Les océans et la cryosphère sont indispensables au maintien de la vie sur Terre telle que nous la connaissons. L’Océan recouvre 71 % de la surface de la Terre et représente 97 % de toute l’eau de la planète, contre 3 % d’eau douce. Environ 10 % des sols terrestres sont couverts par des glaciers ou des couches de glace.
L’Océan et la cryosphère abrite des habitats uniques, et sont interconnectés avec le climat à travers le cycle de l’eau, de l’énergie et du carbone. L’ensemble de l’humanité et de toutes les espèces animales et végétales sont ainsi directement dépendantes du bon état de santé des océans et de la cryosphère.
« Dans le monde entier, la cryosphère et les océans subissent « les ardeurs » du changement climatique depuis des décennies, ce qui a des conséquences radicales et profondes sur la nature et l’humanité. Depuis les villes côtières jusqu’aux communautés isolées de l’Arctique, les changements rapides que connaissent l’océan et les régions gelées de notre planète forcent des populations à modifier radicalement leur mode de vie. » a déclaré Ko Barrett, vice-présidente du GIEC.

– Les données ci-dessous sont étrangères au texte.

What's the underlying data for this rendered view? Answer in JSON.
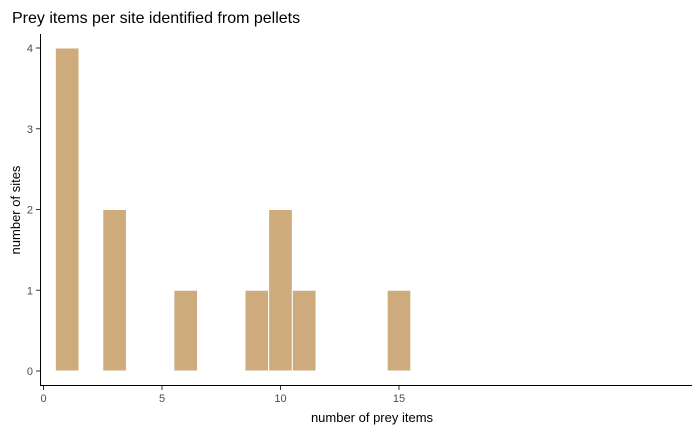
{
  "chart_data": {
    "type": "bar",
    "title": "Prey items per site identified from pellets",
    "xlabel": "number of prey items",
    "ylabel": "number of sites",
    "bin_width": 1,
    "x": [
      1,
      3,
      6,
      9,
      10,
      11,
      15
    ],
    "values": [
      4,
      2,
      1,
      1,
      2,
      1,
      1
    ],
    "xlim": [
      0,
      16
    ],
    "ylim": [
      0,
      4
    ],
    "x_ticks": [
      0,
      5,
      10,
      15
    ],
    "y_ticks": [
      0,
      1,
      2,
      3,
      4
    ],
    "bar_color": "#cdab7d",
    "grid": false,
    "legend": "none"
  }
}
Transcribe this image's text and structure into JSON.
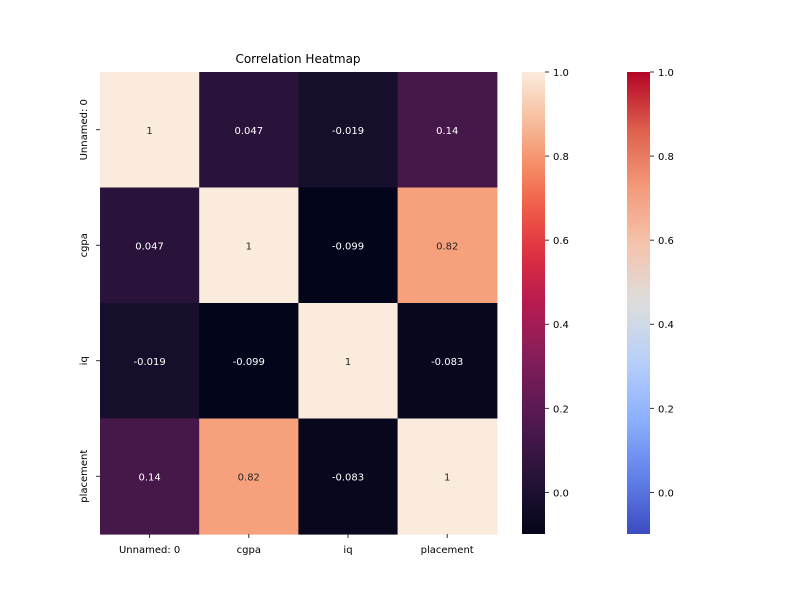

D’une façon générale, les phénomènes déjà en cours, comme l’acidification de l’océan et la montée des eaux, vont s’aggraver au cours des prochaines années sur la trajectoire du « business as usual ». En 2100 :
- Plus de 15 % des animaux marins risquent de mourir, dont certaines extinctions d’espèces
- Le niveau de la mer pourrait augmenter de plus d’1m d’ici 2100, forçant des centaines de millions de personnes à se déplacer et submergeant des îles et des côtes entières
- La surface de l’océan pourrait se réchauffer de 3°C ce qui déclencherait une hécatombe des récifs coralliens et asphyxiera de nombreuses espèces animales et végétales
- Avec le réchauffement de l’eau, les catastrophes climatiques comme les typhons seront de plus en plus intenses et auront lieu chaque année
- 70 % du pergélisol pourrait être complètement détruit, ce qui relâcherait d’immenses quantités de dioxyde de carbone et de méthane dans l’atmosphère, entraînant des réactions en chaîne imprévisibles
L’urgence d’agir pour protéger le vivant
Face à l’état critique dans lequel se trouve actuellement ces deux entités vivantes, le GIEC sonne, à nouveau, l’alarme pour appeler l’humanité à se mettre en branle pour limiter l’ampleur des changements auxquels sont confrontés l’océan et la cryosphère. Malgré la situation dramatique, de nombreuses vies animales (humaines et non-humaines) et végétales peuvent encore être protégées, et de nombreuses souffrances évitées. Pour le GIEC, les dégâts seront inévitables mais il est temps d’éviter le pire.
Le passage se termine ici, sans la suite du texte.